言濃開了門,張秘書沒有進來,將手裡的文件遞給了她,“這是顧總給您的。”
嶄新的牛皮紙袋上,沒有任何署名,但言濃大約猜到了裡麵是什麼。
張秘書送了東西就離開了,離開前他欲言又止的看了眼言濃,本來想說的話,到了嘴邊又變成了一聲長歎,“言小姐,顧總其實也不容易,你能不能給他一點時間?”
他不知道顧西宴對言濃到底是怎樣的情感,他從未說過愛與喜歡,可行動上卻早已說明了,言濃在他心裡的位置。
顧西宴是那麼克己複禮的一個人,即便站在常人難以企及的高度,也依然遵循社會規則,這次言濃被綁架,他在高速上超速不說,還連闖了好幾個紅燈,搞得駕照都被吊銷了。
或許,這在他人眼中,是他情急之下的衝動,可跟了顧西宴多年的張秘書,卻很清楚那樣的情況下,顧西宴是冷靜且理智的,他知道後果,但並不在意,或許那一刻,在他心裡沒有任何東西,有言濃重要。
可他風風火火的趕到後,看到的卻是她和陸嚴廷,普通人尚且可以發泄情緒,可顧西宴不能,他的涵養與體麵,不允許他在任何人麵前發瘋。
但這不代表,他心裡就不難受。
張秘書本不應該多嘴的,可他不希望兩個人因為這件事情,就輕易的分開了。
言濃沒有說話,冷漠的搖了搖頭後,便關上了門。
她將牛皮紙袋收好,小心翼翼的來到了窗前,拉開了一小條縫隙。
張秘書很快下了樓,他上車後不久,後座的門打開了。
顧西宴下了車,站在車門前,靜靜的朝這邊望了一眼,言濃知道他看不見自己,卻還是下意識的躲了一下。

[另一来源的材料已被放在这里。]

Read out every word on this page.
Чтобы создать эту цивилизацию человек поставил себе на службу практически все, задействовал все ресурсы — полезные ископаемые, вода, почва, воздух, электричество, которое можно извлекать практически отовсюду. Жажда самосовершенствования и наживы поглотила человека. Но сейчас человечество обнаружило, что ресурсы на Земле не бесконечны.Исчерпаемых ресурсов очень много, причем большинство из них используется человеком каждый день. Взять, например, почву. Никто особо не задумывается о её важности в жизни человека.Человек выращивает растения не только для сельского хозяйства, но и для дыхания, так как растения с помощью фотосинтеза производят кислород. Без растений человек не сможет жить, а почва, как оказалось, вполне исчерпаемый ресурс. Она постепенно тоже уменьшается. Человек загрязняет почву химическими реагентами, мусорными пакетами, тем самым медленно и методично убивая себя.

目光再次看過去,顧西宴仍然站在原地,他一身沉悶的黑色,清冷的身影,在皚皚白雪當中,安靜得仿若雕塑。
外麵飄著小雪,他黑色的大衣上,很快就鋪了一層白色。
顧西宴紋絲不動,任憑風雪吹亂了他梳理得一絲不苟的黑發,從兜裡掏出了一支香煙,火苗無數次被寒風吹熄。
他不厭其煩的點了很多次,清貴的眉目當中滿是執拗。
張秘書看不下去,撐著傘下了車,“顧總,外麵冷,先上車吧?”
顧西宴沉默不應,寒風加速了香煙的燃燒,猩紅很快燙傷了他被風吹得僵硬指縫,他仿若未覺,直到香煙燒了乾淨,才抬起發紫的雙手,又點燃了一支。

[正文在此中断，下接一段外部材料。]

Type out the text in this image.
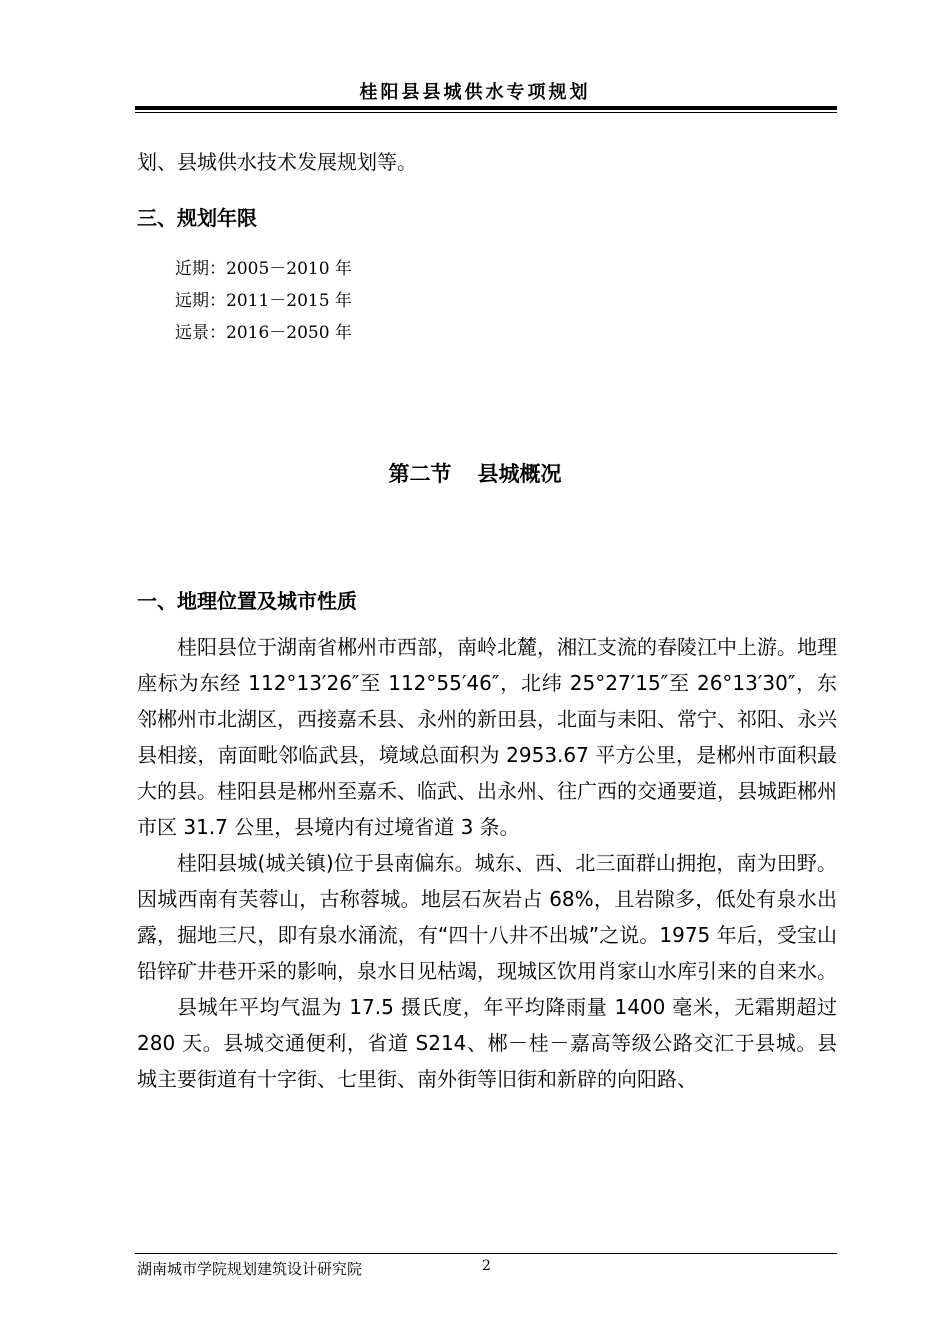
桂阳县县城供水专项规划
划、县城供水技术发展规划等。
三、规划年限
近期：2005－2010 年
远期：2011－2015 年
远景：2016－2050 年
第二节 县城概况
一、地理位置及城市性质

桂阳县位于湖南省郴州市西部，南岭北麓，湘江支流的春陵江中上游。地理座标为东经 112°13′26″至 112°55′46″，北纬 25°27′15″至 26°13′30″，东邻郴州市北湖区，西接嘉禾县、永州的新田县，北面与耒阳、常宁、祁阳、永兴县相接，南面毗邻临武县，境域总面积为 2953.67 平方公里，是郴州市面积最大的县。桂阳县是郴州至嘉禾、临武、出永州、往广西的交通要道，县城距郴州市区 31.7 公里，县境内有过境省道 3 条。

桂阳县城(城关镇)位于县南偏东。城东、西、北三面群山拥抱，南为田野。因城西南有芙蓉山，古称蓉城。地层石灰岩占 68%，且岩隙多，低处有泉水出露，掘地三尺，即有泉水涌流，有“四十八井不出城”之说。1975 年后，受宝山铅锌矿井巷开采的影响，泉水日见枯竭，现城区饮用肖家山水库引来的自来水。

县城年平均气温为 17.5 摄氏度，年平均降雨量 1400 毫米，无霜期超过 280 天。县城交通便利，省道 S214、郴－桂－嘉高等级公路交汇于县城。县城主要街道有十字街、七里街、南外街等旧街和新辟的向阳路、

湖南城市学院规划建筑设计研究院	2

張秘書知道他勸不住,很是頭疼,“言小姐看到您這樣,心裡也會不好受的。”
顧西宴長睫微動,燒完了第二支煙後,轉身上了車。
言濃看著他上了車,緊緊揪起的心,才慢慢鬆開。
可那道在寒冷風雪中清冷落寞的身影,卻在她的心中留下了極深的烙印。
顧西宴站在樓下的那一刻,在想什麼呢?
言濃猜不到,也不願意再去猜,她怕那個答案,會動搖她好不容易築起冰牆的心。
牛皮紙袋裡,是無數份親子鑒定,這些報告來自不同的堅定機構,但結果卻是統一的。